Short Story: Bad Business

Rain pelted the ground in sheets of cascading waves just beyond the alcove of the Flaming Hat Pub & Grub. The place was one of those dives built on sincerity and hope, and when that died, it attracted the same flies every elderly tavern’s corpse was prone to.

Yan Federoff wasn’t one of the flies though. In fact, he hated bar flies and the Flaming Hat more than most people stuck there against their will. Part of it was the name; it was a stupid name, more than likely a contributor to its own downfall. It was never intended as a homosexual establishment, and that made “Flaming” all the more pointless– especially given the bigoted owner that often tended the bar.

Maybe it was the air that always stank of stale beer and stagnant piss. That seemed more likely, Yan thought. He exhaled a long plume of smoke through the waterfall pouring out decades-neglected gutters. His smoke disintegrated into the sheeting rain, and he suddenly knew that was it.

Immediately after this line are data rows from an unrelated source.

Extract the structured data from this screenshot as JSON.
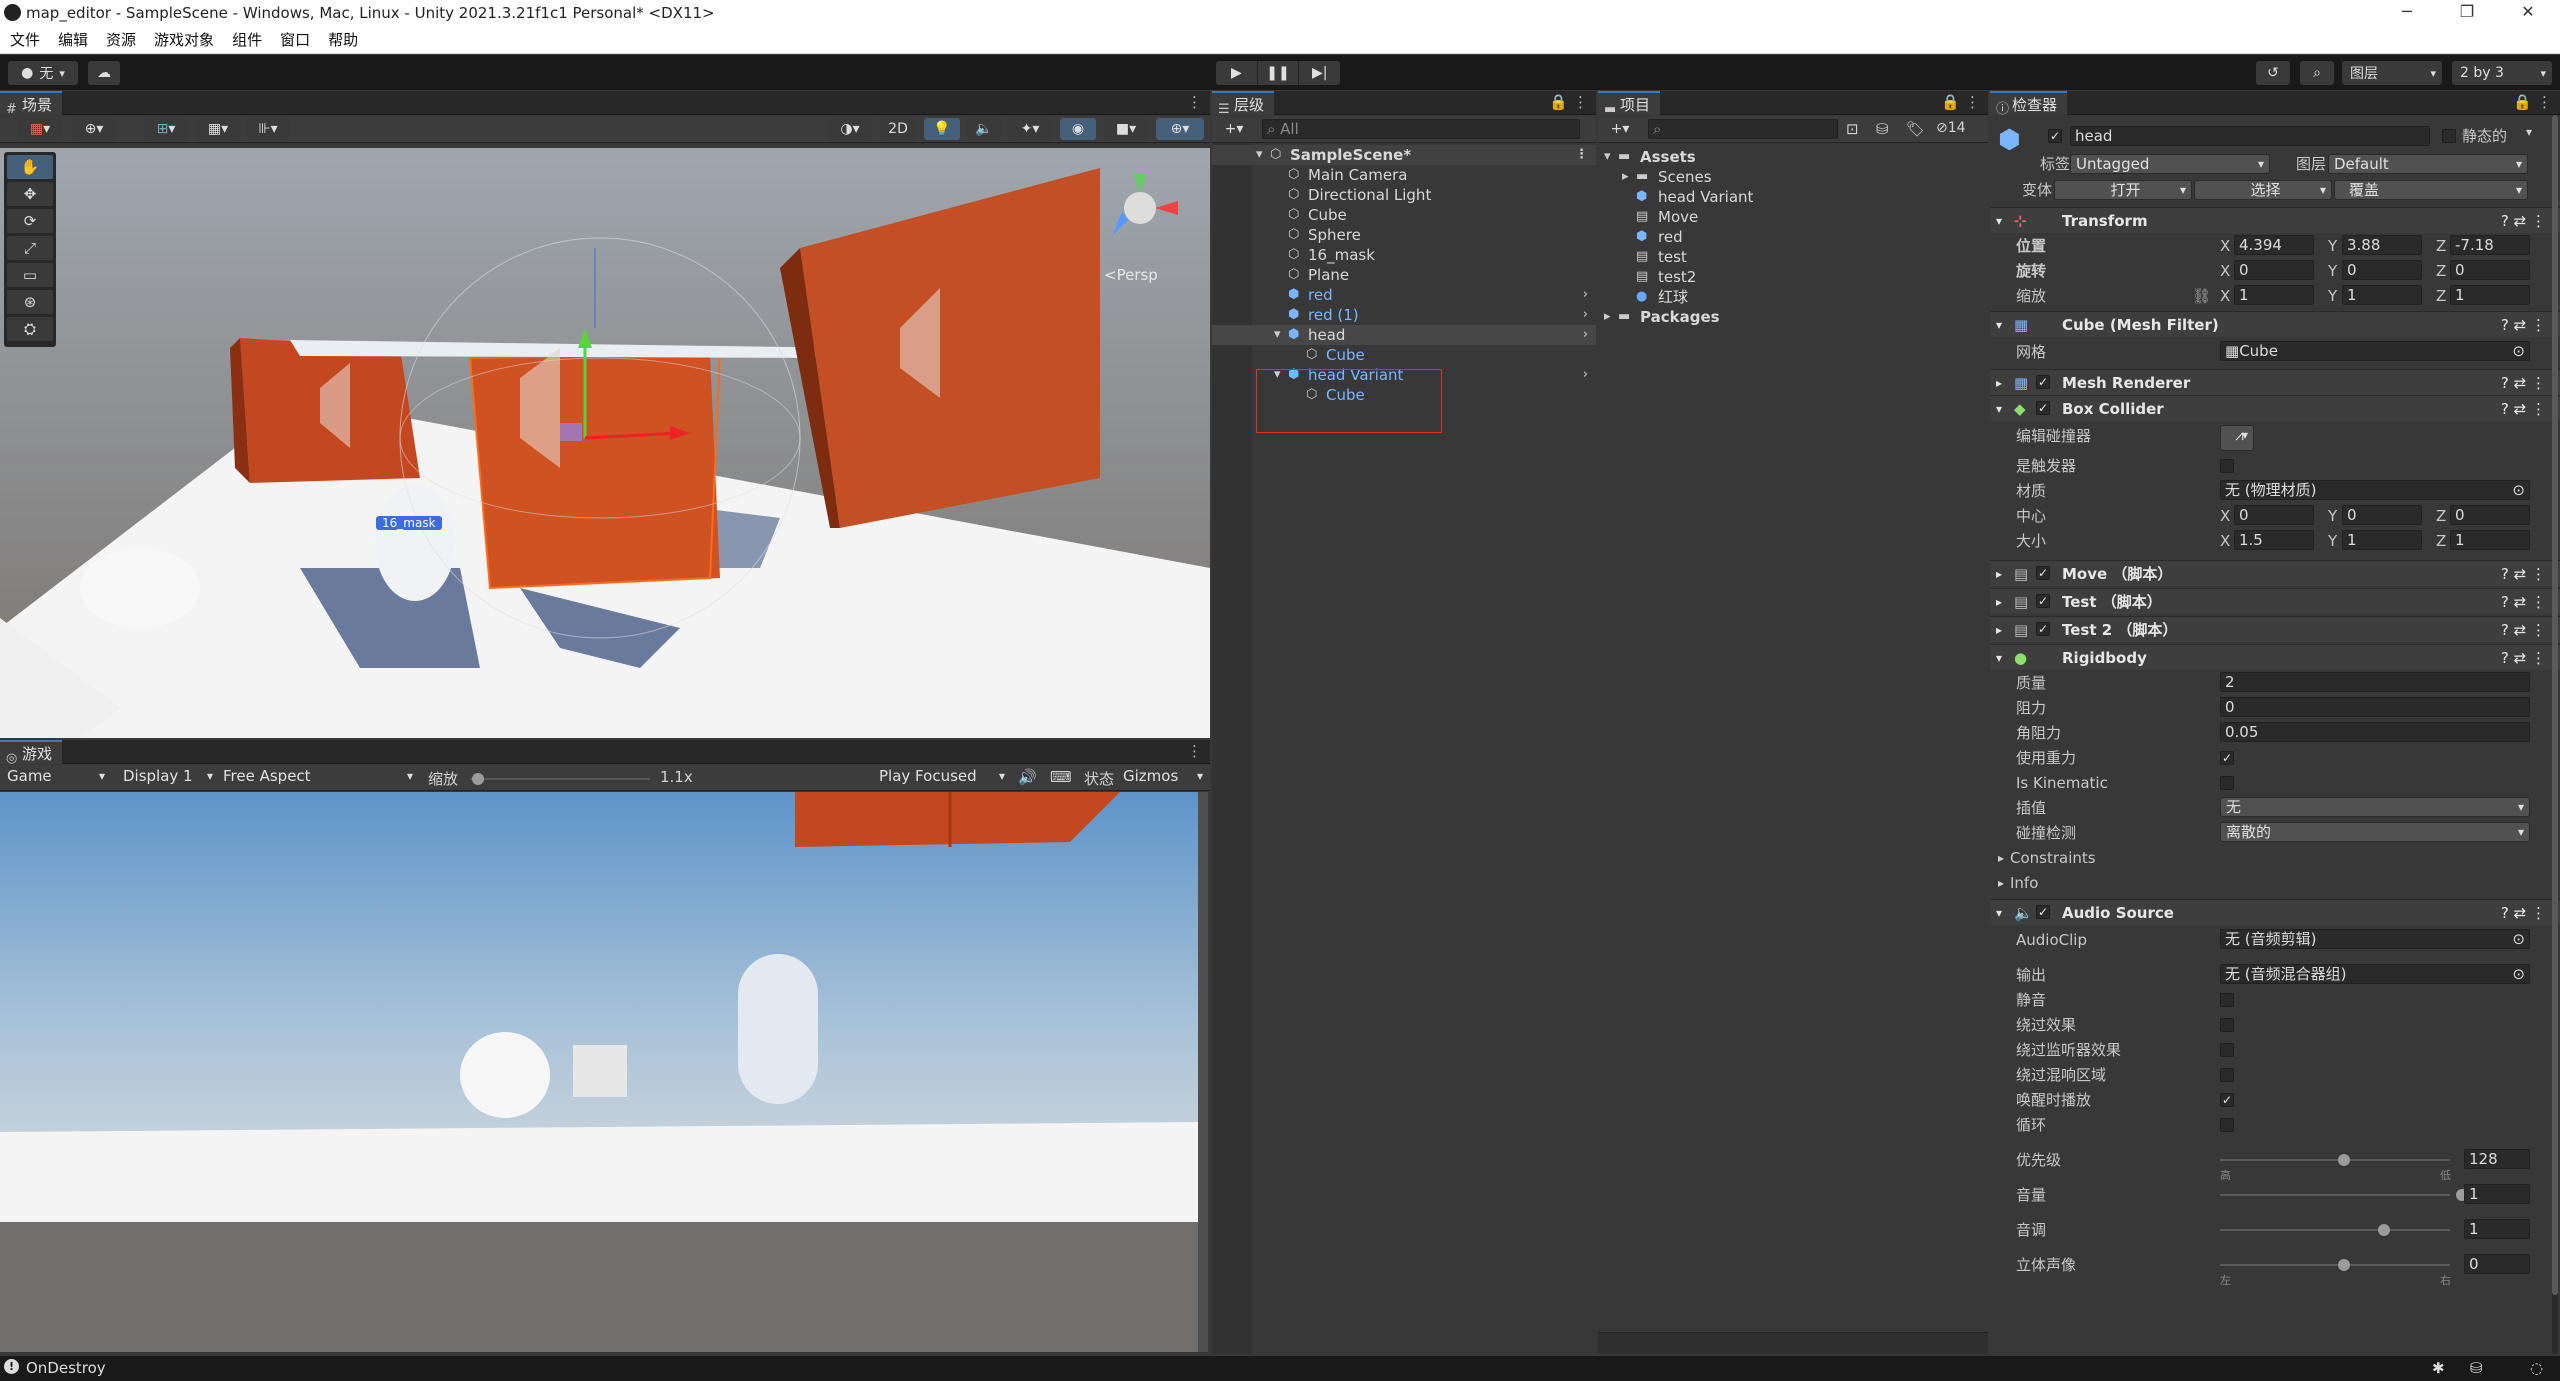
{
  "window": {
    "title": "map_editor - SampleScene - Windows, Mac, Linux - Unity 2021.3.21f1c1 Personal* <DX11>",
    "min": "─",
    "max": "❐",
    "close": "✕"
  },
  "menu": [
    "文件",
    "编辑",
    "资源",
    "游戏对象",
    "组件",
    "窗口",
    "帮助"
  ],
  "toolbar": {
    "account": "无",
    "layers": "图层",
    "layout": "2 by 3"
  },
  "scene": {
    "tab": "场景",
    "btn_2d": "2D",
    "persp": "<Persp",
    "mask_label": "16_mask"
  },
  "game": {
    "tab": "游戏",
    "mode": "Game",
    "display": "Display 1",
    "aspect": "Free Aspect",
    "scale_label": "缩放",
    "scale_value": "1.1x",
    "play_focused": "Play Focused",
    "stats": "状态",
    "gizmos": "Gizmos"
  },
  "hierarchy": {
    "tab": "层级",
    "search": "All",
    "items": [
      {
        "label": "SampleScene*"
      },
      {
        "label": "Main Camera"
      },
      {
        "label": "Directional Light"
      },
      {
        "label": "Cube"
      },
      {
        "label": "Sphere"
      },
      {
        "label": "16_mask"
      },
      {
        "label": "Plane"
      },
      {
        "label": "red"
      },
      {
        "label": "red (1)"
      },
      {
        "label": "head"
      },
      {
        "label": "Cube"
      },
      {
        "label": "head Variant"
      },
      {
        "label": "Cube"
      }
    ]
  },
  "project": {
    "tab": "项目",
    "hidden_count": "14",
    "items": [
      {
        "label": "Assets"
      },
      {
        "label": "Scenes"
      },
      {
        "label": "head Variant"
      },
      {
        "label": "Move"
      },
      {
        "label": "red"
      },
      {
        "label": "test"
      },
      {
        "label": "test2"
      },
      {
        "label": "红球"
      },
      {
        "label": "Packages"
      }
    ]
  },
  "inspector": {
    "tab": "检查器",
    "name": "head",
    "static": "静态的",
    "tag_label": "标签",
    "tag": "Untagged",
    "layer_label": "图层",
    "layer": "Default",
    "variant_label": "变体",
    "open": "打开",
    "select": "选择",
    "override": "覆盖",
    "transform": {
      "title": "Transform",
      "pos_label": "位置",
      "rot_label": "旋转",
      "scale_label": "缩放",
      "pos": [
        "4.394",
        "3.88",
        "-7.18"
      ],
      "rot": [
        "0",
        "0",
        "0"
      ],
      "scale": [
        "1",
        "1",
        "1"
      ]
    },
    "mesh_filter": {
      "title": "Cube (Mesh Filter)",
      "mesh_label": "网格",
      "mesh": "Cube"
    },
    "mesh_renderer": {
      "title": "Mesh Renderer"
    },
    "box_collider": {
      "title": "Box Collider",
      "edit_label": "编辑碰撞器",
      "trigger_label": "是触发器",
      "material_label": "材质",
      "material": "无 (物理材质)",
      "center_label": "中心",
      "center": [
        "0",
        "0",
        "0"
      ],
      "size_label": "大小",
      "size": [
        "1.5",
        "1",
        "1"
      ]
    },
    "scripts": [
      "Move （脚本）",
      "Test （脚本）",
      "Test 2 （脚本）"
    ],
    "rigidbody": {
      "title": "Rigidbody",
      "mass_label": "质量",
      "mass": "2",
      "drag_label": "阻力",
      "drag": "0",
      "angdrag_label": "角阻力",
      "angdrag": "0.05",
      "gravity_label": "使用重力",
      "kinematic_label": "Is Kinematic",
      "interp_label": "插值",
      "interp": "无",
      "collision_label": "碰撞检测",
      "collision": "离散的",
      "constraints": "Constraints",
      "info": "Info"
    },
    "audio": {
      "title": "Audio Source",
      "clip_label": "AudioClip",
      "clip": "无 (音频剪辑)",
      "output_label": "输出",
      "output": "无 (音频混合器组)",
      "mute": "静音",
      "bypass_effects": "绕过效果",
      "bypass_listener": "绕过监听器效果",
      "bypass_reverb": "绕过混响区域",
      "play_on_awake": "唤醒时播放",
      "loop": "循环",
      "priority_label": "优先级",
      "priority": "128",
      "priority_hi": "高",
      "priority_lo": "低",
      "volume_label": "音量",
      "volume": "1",
      "pitch_label": "音调",
      "pitch": "1",
      "stereo_label": "立体声像",
      "stereo": "0",
      "stereo_l": "左",
      "stereo_r": "右"
    }
  },
  "status": {
    "message": "OnDestroy"
  }
}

The place was like an old cesspool of bile and death, and you couldn’t smoke in it. That was why he hated the place. It didn’t help that every time he was supposed to contact someone there, everything inevitably went tits-up.

His mind started to broach the subject, but he stopped before it could. Too many bad memories, too much life left to live. Dwelling wouldn’t change the past, and he didn’t believe in regret anyway. As he saw it, if you hated life, you changed it. Otherwise, quit bitching, ’cause hindsight’s always 20/20.

A new-model auto-car rolled along the street from somewhere in the distance. It was sleek, all curves and plastic, like a beauty pageant contestant with more intelligence. The door opened unceremoniously. In the dim recesses of the car’s rear bench-seat, an old, white-haired man was leaned sideways. He looked into Yan’s eyes, gestured him into the car.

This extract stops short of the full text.